Originally Posted by alpha
I have no idea of how to apply this to the intermediate value theorem. Can you show me how to answer this question.

Thank you.

what does the theorem say? try to apply it, try something! this "I have no idea how to..." line is starting to wear thin. try!
• Jan 18th 2010, 11:35 AM
alpha
Well I ahve found out that the theorem is as follows:

If ƒ(x) is a continuous real-valued function on the closed interval from a to b, then, for any y between the least upper bound and the greatest lower bound of the values of ƒ, there is an x between a and b with ƒ(x) = y

Now how do I apply this to the question.
• Jan 18th 2010, 11:45 AM
alpha
I think i have just worked it out.

For f(x) = x^2 * e^abs(x) -2 f(-1) = e - 2 and f(0) = -2 and f(1) = e - 2

Since e - 2 > 0, f(x) changes sign between -1 and 0 and again between 0 and 1.

So there are two solutions to f(x) = 0.

Is this correct?
• Jan 18th 2010, 11:56 AM
skeeter
Quote:

Originally Posted by alpha
I think i have just worked it out.

For f(x) = x^2 * e^abs(x) -2 f(-1) = e - 2 and f(0) = -2 and f(1) = e - 2

Since e - 2 > 0, f(x) changes sign between -1 and 0 and again between 0 and 1.

So there are at least two solutions to f(x) = 0.

Is this correct?

...
• Jan 18th 2010, 11:57 AM
Jhevon
Quote:

Originally Posted by alpha
I think i have just worked it out.

For f(x) = x^2 * e^abs(x) -2 f(-1) = e - 2 and f(0) = -2 and f(1) = e - 2

Since f(1) = f(-1) = e - 2 > 0, and f(0) = -2 < 0, f(x) changes sign between -1 and 0 and again between 0 and 1.

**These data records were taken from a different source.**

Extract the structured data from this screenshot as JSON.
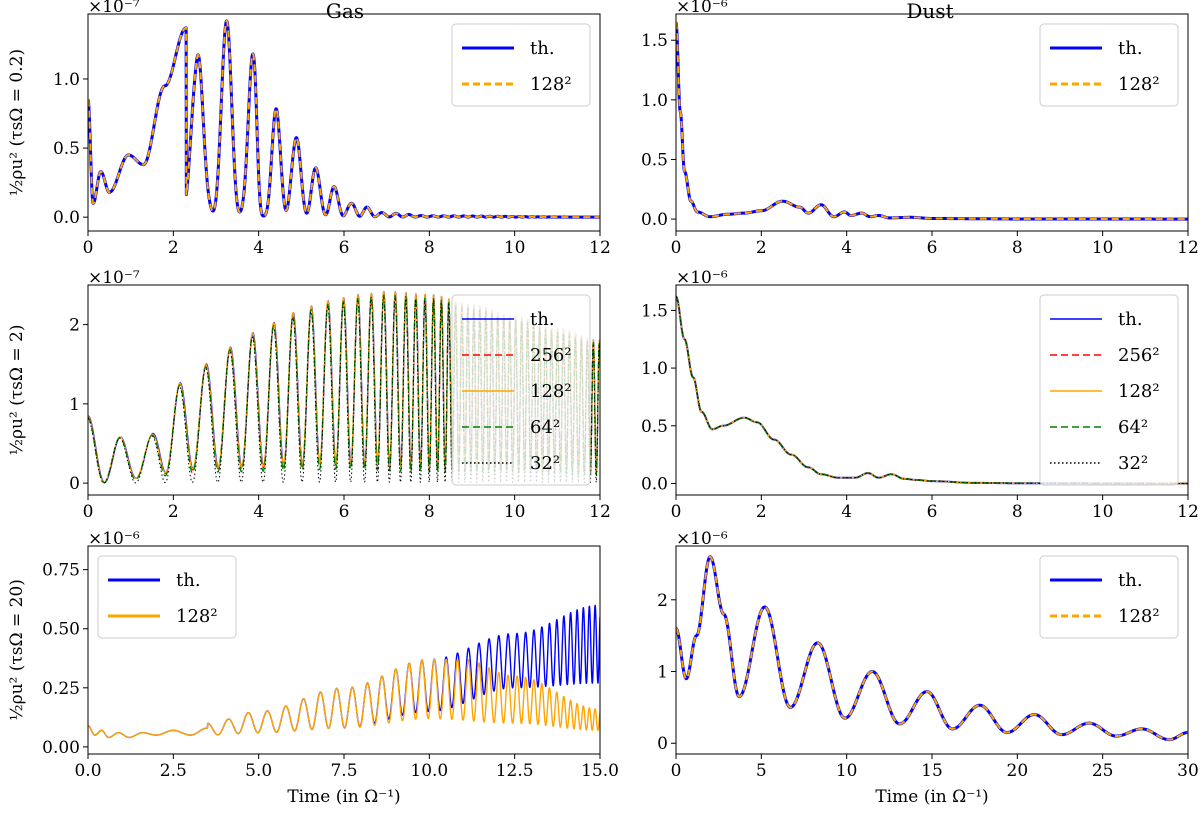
{
  "figure": {
    "column_titles": [
      "Gas",
      "Dust"
    ],
    "xlabel_bottom": "Time (in Ω⁻¹)"
  },
  "colors": {
    "th": "#0000ff",
    "r256": "#ff0000",
    "r128": "#ffa500",
    "r64": "#008000",
    "r32": "#000000"
  },
  "chart_data": [
    {
      "type": "line",
      "panel": "gas-row1",
      "title": "Gas",
      "ylabel": "½ρu² (τsΩ = 0.2)",
      "multiplier": "×10⁻⁷",
      "xlim": [
        0,
        12
      ],
      "ylim": [
        -0.1,
        1.47
      ],
      "xticks": [
        0,
        2,
        4,
        6,
        8,
        10,
        12
      ],
      "yticks": [
        0.0,
        0.5,
        1.0
      ],
      "ytick_labels": [
        "0.0",
        "0.5",
        "1.0"
      ],
      "legend": "top-right",
      "series": [
        {
          "name": "th.",
          "style": "solid",
          "color": "#0000ff"
        },
        {
          "name": "128²",
          "style": "dashed",
          "color": "#ffa500"
        }
      ],
      "envelope": [
        [
          0,
          0.85
        ],
        [
          0.12,
          0.1
        ],
        [
          0.3,
          0.33
        ],
        [
          0.5,
          0.18
        ],
        [
          0.95,
          0.45
        ],
        [
          1.3,
          0.38
        ],
        [
          1.8,
          0.95
        ],
        [
          2.3,
          1.37
        ],
        [
          2.55,
          1.2
        ],
        [
          2.85,
          0.55
        ],
        [
          3.25,
          1.42
        ],
        [
          3.6,
          0.5
        ],
        [
          3.9,
          1.22
        ],
        [
          4.1,
          0.12
        ],
        [
          4.45,
          0.82
        ],
        [
          4.85,
          0.58
        ],
        [
          5.2,
          0.4
        ],
        [
          5.6,
          0.25
        ],
        [
          6.2,
          0.1
        ],
        [
          7.0,
          0.03
        ],
        [
          8.0,
          0.01
        ],
        [
          12,
          0.0
        ]
      ],
      "oscillation": {
        "t0": 3.25,
        "period0": 0.62,
        "shrink": 0.045,
        "start": 2.3
      }
    },
    {
      "type": "line",
      "panel": "dust-row1",
      "title": "Dust",
      "ylabel": "",
      "multiplier": "×10⁻⁶",
      "xlim": [
        0,
        12
      ],
      "ylim": [
        -0.1,
        1.72
      ],
      "xticks": [
        0,
        2,
        4,
        6,
        8,
        10,
        12
      ],
      "yticks": [
        0.0,
        0.5,
        1.0,
        1.5
      ],
      "ytick_labels": [
        "0.0",
        "0.5",
        "1.0",
        "1.5"
      ],
      "legend": "top-right",
      "series": [
        {
          "name": "th.",
          "style": "solid",
          "color": "#0000ff"
        },
        {
          "name": "128²",
          "style": "dashed",
          "color": "#ffa500"
        }
      ],
      "points": [
        [
          0,
          1.65
        ],
        [
          0.1,
          0.9
        ],
        [
          0.2,
          0.4
        ],
        [
          0.35,
          0.15
        ],
        [
          0.5,
          0.06
        ],
        [
          0.8,
          0.02
        ],
        [
          1.2,
          0.04
        ],
        [
          1.6,
          0.05
        ],
        [
          2.0,
          0.07
        ],
        [
          2.5,
          0.15
        ],
        [
          2.9,
          0.1
        ],
        [
          3.1,
          0.05
        ],
        [
          3.4,
          0.12
        ],
        [
          3.7,
          0.02
        ],
        [
          3.95,
          0.06
        ],
        [
          4.1,
          0.03
        ],
        [
          4.35,
          0.05
        ],
        [
          4.55,
          0.02
        ],
        [
          4.75,
          0.03
        ],
        [
          5.0,
          0.01
        ],
        [
          5.5,
          0.015
        ],
        [
          6.0,
          0.005
        ],
        [
          7.0,
          0.003
        ],
        [
          8.0,
          0.001
        ],
        [
          12,
          0.0
        ]
      ]
    },
    {
      "type": "line",
      "panel": "gas-row2",
      "title": "",
      "ylabel": "½ρu² (τsΩ = 2)",
      "multiplier": "×10⁻⁷",
      "xlim": [
        0,
        12
      ],
      "ylim": [
        -0.15,
        2.5
      ],
      "xticks": [
        0,
        2,
        4,
        6,
        8,
        10,
        12
      ],
      "yticks": [
        0,
        1,
        2
      ],
      "ytick_labels": [
        "0",
        "1",
        "2"
      ],
      "legend": "top-right",
      "series": [
        {
          "name": "th.",
          "style": "solid",
          "color": "#0000ff"
        },
        {
          "name": "256²",
          "style": "dashed",
          "color": "#ff0000"
        },
        {
          "name": "128²",
          "style": "solid",
          "color": "#ffa500"
        },
        {
          "name": "64²",
          "style": "dashed",
          "color": "#008000"
        },
        {
          "name": "32²",
          "style": "dotted",
          "color": "#000000"
        }
      ],
      "peak_envelope": [
        [
          0,
          0.85
        ],
        [
          0.6,
          0.6
        ],
        [
          1.2,
          0.5
        ],
        [
          2.4,
          1.35
        ],
        [
          3.2,
          1.7
        ],
        [
          3.9,
          1.9
        ],
        [
          4.8,
          2.15
        ],
        [
          5.6,
          2.3
        ],
        [
          6.4,
          2.38
        ],
        [
          7.0,
          2.42
        ],
        [
          8.0,
          2.38
        ],
        [
          9.0,
          2.25
        ],
        [
          10.0,
          2.1
        ],
        [
          11.0,
          1.95
        ],
        [
          12.0,
          1.8
        ]
      ],
      "trough_envelope": [
        [
          0,
          0.0
        ],
        [
          3.0,
          0.2
        ],
        [
          6.0,
          0.25
        ],
        [
          8.0,
          0.2
        ],
        [
          10.0,
          0.2
        ],
        [
          12.0,
          0.15
        ]
      ]
    },
    {
      "type": "line",
      "panel": "dust-row2",
      "title": "",
      "ylabel": "",
      "multiplier": "×10⁻⁶",
      "xlim": [
        0,
        12
      ],
      "ylim": [
        -0.1,
        1.72
      ],
      "xticks": [
        0,
        2,
        4,
        6,
        8,
        10,
        12
      ],
      "yticks": [
        0.0,
        0.5,
        1.0,
        1.5
      ],
      "ytick_labels": [
        "0.0",
        "0.5",
        "1.0",
        "1.5"
      ],
      "legend": "top-right",
      "series": [
        {
          "name": "th.",
          "style": "solid",
          "color": "#0000ff"
        },
        {
          "name": "256²",
          "style": "dashed",
          "color": "#ff0000"
        },
        {
          "name": "128²",
          "style": "solid",
          "color": "#ffa500"
        },
        {
          "name": "64²",
          "style": "dashed",
          "color": "#008000"
        },
        {
          "name": "32²",
          "style": "dotted",
          "color": "#000000"
        }
      ],
      "points": [
        [
          0,
          1.62
        ],
        [
          0.2,
          1.25
        ],
        [
          0.4,
          0.92
        ],
        [
          0.6,
          0.62
        ],
        [
          0.85,
          0.47
        ],
        [
          1.1,
          0.5
        ],
        [
          1.6,
          0.57
        ],
        [
          1.9,
          0.53
        ],
        [
          2.3,
          0.38
        ],
        [
          2.7,
          0.25
        ],
        [
          3.1,
          0.14
        ],
        [
          3.4,
          0.08
        ],
        [
          3.8,
          0.05
        ],
        [
          4.2,
          0.05
        ],
        [
          4.5,
          0.09
        ],
        [
          4.75,
          0.05
        ],
        [
          5.05,
          0.08
        ],
        [
          5.35,
          0.04
        ],
        [
          5.65,
          0.03
        ],
        [
          6.0,
          0.02
        ],
        [
          7.0,
          0.005
        ],
        [
          8.0,
          0.002
        ],
        [
          12,
          0.0
        ]
      ]
    },
    {
      "type": "line",
      "panel": "gas-row3",
      "title": "",
      "ylabel": "½ρu² (τsΩ = 20)",
      "xlabel": "Time (in Ω⁻¹)",
      "multiplier": "×10⁻⁶",
      "xlim": [
        0,
        15
      ],
      "ylim": [
        -0.03,
        0.85
      ],
      "xticks": [
        0,
        2.5,
        5,
        7.5,
        10,
        12.5,
        15
      ],
      "xtick_labels": [
        "0.0",
        "2.5",
        "5.0",
        "7.5",
        "10.0",
        "12.5",
        "15.0"
      ],
      "yticks": [
        0.0,
        0.25,
        0.5,
        0.75
      ],
      "ytick_labels": [
        "0.00",
        "0.25",
        "0.50",
        "0.75"
      ],
      "legend": "top-left",
      "series": [
        {
          "name": "th.",
          "style": "solid",
          "color": "#0000ff"
        },
        {
          "name": "128²",
          "style": "solid",
          "color": "#ffa500"
        }
      ],
      "th_upper": [
        [
          3.5,
          0.1
        ],
        [
          5,
          0.15
        ],
        [
          7.5,
          0.25
        ],
        [
          10,
          0.37
        ],
        [
          12.5,
          0.48
        ],
        [
          15,
          0.6
        ]
      ],
      "th_lower": [
        [
          3.5,
          0.05
        ],
        [
          5,
          0.06
        ],
        [
          7.5,
          0.08
        ],
        [
          10,
          0.15
        ],
        [
          12.5,
          0.25
        ],
        [
          15,
          0.27
        ]
      ],
      "r128_upper": [
        [
          3.5,
          0.1
        ],
        [
          5,
          0.15
        ],
        [
          7.5,
          0.25
        ],
        [
          10,
          0.37
        ],
        [
          11,
          0.37
        ],
        [
          12.5,
          0.3
        ],
        [
          15,
          0.16
        ]
      ],
      "r128_lower": [
        [
          3.5,
          0.05
        ],
        [
          5,
          0.06
        ],
        [
          7.5,
          0.08
        ],
        [
          10,
          0.12
        ],
        [
          12.5,
          0.1
        ],
        [
          15,
          0.07
        ]
      ],
      "early_points": [
        [
          0,
          0.09
        ],
        [
          0.2,
          0.05
        ],
        [
          0.4,
          0.07
        ],
        [
          0.6,
          0.04
        ],
        [
          0.9,
          0.06
        ],
        [
          1.2,
          0.04
        ],
        [
          1.6,
          0.06
        ],
        [
          2.0,
          0.05
        ],
        [
          2.5,
          0.07
        ],
        [
          3.0,
          0.05
        ],
        [
          3.5,
          0.08
        ]
      ]
    },
    {
      "type": "line",
      "panel": "dust-row3",
      "title": "",
      "ylabel": "",
      "xlabel": "Time (in Ω⁻¹)",
      "multiplier": "×10⁻⁶",
      "xlim": [
        0,
        30
      ],
      "ylim": [
        -0.15,
        2.75
      ],
      "xticks": [
        0,
        5,
        10,
        15,
        20,
        25,
        30
      ],
      "yticks": [
        0,
        1,
        2
      ],
      "ytick_labels": [
        "0",
        "1",
        "2"
      ],
      "legend": "top-right",
      "series": [
        {
          "name": "th.",
          "style": "solid",
          "color": "#0000ff"
        },
        {
          "name": "128²",
          "style": "dashed",
          "color": "#ffa500"
        }
      ],
      "points": [
        [
          0,
          1.6
        ],
        [
          0.6,
          0.9
        ],
        [
          1.2,
          1.5
        ],
        [
          2.0,
          2.6
        ],
        [
          2.8,
          1.8
        ],
        [
          3.7,
          0.65
        ],
        [
          5.2,
          1.9
        ],
        [
          6.7,
          0.5
        ],
        [
          8.3,
          1.4
        ],
        [
          9.9,
          0.35
        ],
        [
          11.5,
          1.0
        ],
        [
          13.1,
          0.27
        ],
        [
          14.7,
          0.72
        ],
        [
          16.2,
          0.2
        ],
        [
          17.8,
          0.53
        ],
        [
          19.4,
          0.15
        ],
        [
          21.0,
          0.4
        ],
        [
          22.6,
          0.12
        ],
        [
          24.2,
          0.28
        ],
        [
          25.8,
          0.1
        ],
        [
          27.3,
          0.2
        ],
        [
          28.9,
          0.05
        ],
        [
          30,
          0.15
        ]
      ]
    }
  ]
}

So there are at least two solutions to f(x) = 0.

Is this correct?

yes! (Clapping)

you have the right idea. you just have to tighten it up a bit. you have to mention that the function is continuous and that you are applying the intermediate value theorem (twice), things like that.